General
The Company is led and controlled by the Board of Directors with two Executive Directors
and three independent Non-Executive Directors. The Chairman is responsible for leadership of the Board and
ensuring its effectiveness in all aspects of its role. The Non-Executive Directors constructively challenge and help
develop proposals on strategy. The Board has adopted a formal schedule of matters specifically reserved to the
Board for its decision concerning key areas across the Group's activities, thereby ensuring that all major decisions
affecting the Group are taken at Board level. This list of matters reserved to the Board can be found
here.
The Directors recognise the importance of sound corporate governance commensurate with the size and nature of the
Company and the interests of its Shareholders. The Directors therefore intend to comply with the principles of the
Quoted Companies Alliance Corporate Governance Code for Small and Mid-Size Quoted Companies ("QCA Code").
The UK Corporate Governance Code does not apply to companies quoted on AIM.
Audit Committee
The audit committee comprises three independent Non-Executive Directors and meets at least twice each year.
The audit committee must consider, amongst other matters: (i) the integrity of the financial statements of the
Company, including its annual and interim accounts and the effectiveness of the Company's internal controls and risk
management systems; (ii) auditors'
reports; and (iii) the terms of appointment and remuneration of the auditor. The committee supervises and monitors,
and advises the Board on, risk management and control systems and the implementation of codes of conduct.
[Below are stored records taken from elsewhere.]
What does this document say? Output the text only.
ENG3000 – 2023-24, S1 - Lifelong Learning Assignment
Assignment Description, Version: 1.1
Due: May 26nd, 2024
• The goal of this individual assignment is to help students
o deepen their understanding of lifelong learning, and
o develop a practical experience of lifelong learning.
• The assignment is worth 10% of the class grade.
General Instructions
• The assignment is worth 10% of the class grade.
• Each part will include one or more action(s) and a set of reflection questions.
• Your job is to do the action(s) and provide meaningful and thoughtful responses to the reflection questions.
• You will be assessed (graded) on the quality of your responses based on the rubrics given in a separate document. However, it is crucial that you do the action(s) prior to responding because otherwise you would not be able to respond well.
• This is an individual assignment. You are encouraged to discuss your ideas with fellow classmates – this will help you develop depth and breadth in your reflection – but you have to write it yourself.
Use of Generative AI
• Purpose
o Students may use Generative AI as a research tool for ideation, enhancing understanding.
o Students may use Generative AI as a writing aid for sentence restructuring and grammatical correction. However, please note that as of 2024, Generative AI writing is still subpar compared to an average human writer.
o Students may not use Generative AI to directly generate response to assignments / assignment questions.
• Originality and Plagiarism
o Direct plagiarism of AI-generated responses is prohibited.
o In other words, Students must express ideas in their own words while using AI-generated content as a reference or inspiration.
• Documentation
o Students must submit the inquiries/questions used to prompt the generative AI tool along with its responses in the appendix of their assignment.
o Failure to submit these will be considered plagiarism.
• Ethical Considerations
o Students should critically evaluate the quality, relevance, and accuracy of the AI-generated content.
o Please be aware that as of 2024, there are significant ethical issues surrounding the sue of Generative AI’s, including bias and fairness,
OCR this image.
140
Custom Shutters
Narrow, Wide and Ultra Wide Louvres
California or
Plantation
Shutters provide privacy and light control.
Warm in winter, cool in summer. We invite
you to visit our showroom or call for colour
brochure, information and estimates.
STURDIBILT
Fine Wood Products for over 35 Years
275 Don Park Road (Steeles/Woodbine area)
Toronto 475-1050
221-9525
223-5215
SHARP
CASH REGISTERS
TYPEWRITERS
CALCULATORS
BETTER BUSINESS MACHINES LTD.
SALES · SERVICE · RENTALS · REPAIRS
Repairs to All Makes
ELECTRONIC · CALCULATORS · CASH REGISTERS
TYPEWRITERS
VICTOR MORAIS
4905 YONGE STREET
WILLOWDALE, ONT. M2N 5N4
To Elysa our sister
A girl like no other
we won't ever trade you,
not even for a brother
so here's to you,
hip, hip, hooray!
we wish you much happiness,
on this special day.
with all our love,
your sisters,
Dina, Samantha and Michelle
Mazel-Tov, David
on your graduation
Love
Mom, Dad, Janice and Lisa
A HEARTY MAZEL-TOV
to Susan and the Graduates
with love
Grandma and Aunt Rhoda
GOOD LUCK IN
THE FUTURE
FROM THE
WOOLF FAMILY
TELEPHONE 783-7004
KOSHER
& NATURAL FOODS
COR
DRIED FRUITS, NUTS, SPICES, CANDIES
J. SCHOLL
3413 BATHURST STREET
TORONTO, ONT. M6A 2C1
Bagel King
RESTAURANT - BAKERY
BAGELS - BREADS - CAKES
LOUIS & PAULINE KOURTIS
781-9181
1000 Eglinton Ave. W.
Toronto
In
addition, the audit committee supervises
the submission by the Company of financial information and a number of other audit-related issues.
A link to the audit committee terms of reference can be found
here.
Share Dealing Code
The Directors will comply, and procure compliance, with Rule 21 of the AIM Rules for Companies relating to dealings
by Directors and other applicable employees in the Company's securities and, to this end, the Company has adopted
an appropriate
share dealing code.
Anti-Bribery and Anti-Corruption Policy
The Company has adopted an appropriate anti-bribery and anti-corruption policy to combat the risks
associated with bribery and corruption which may be applicable to the Group.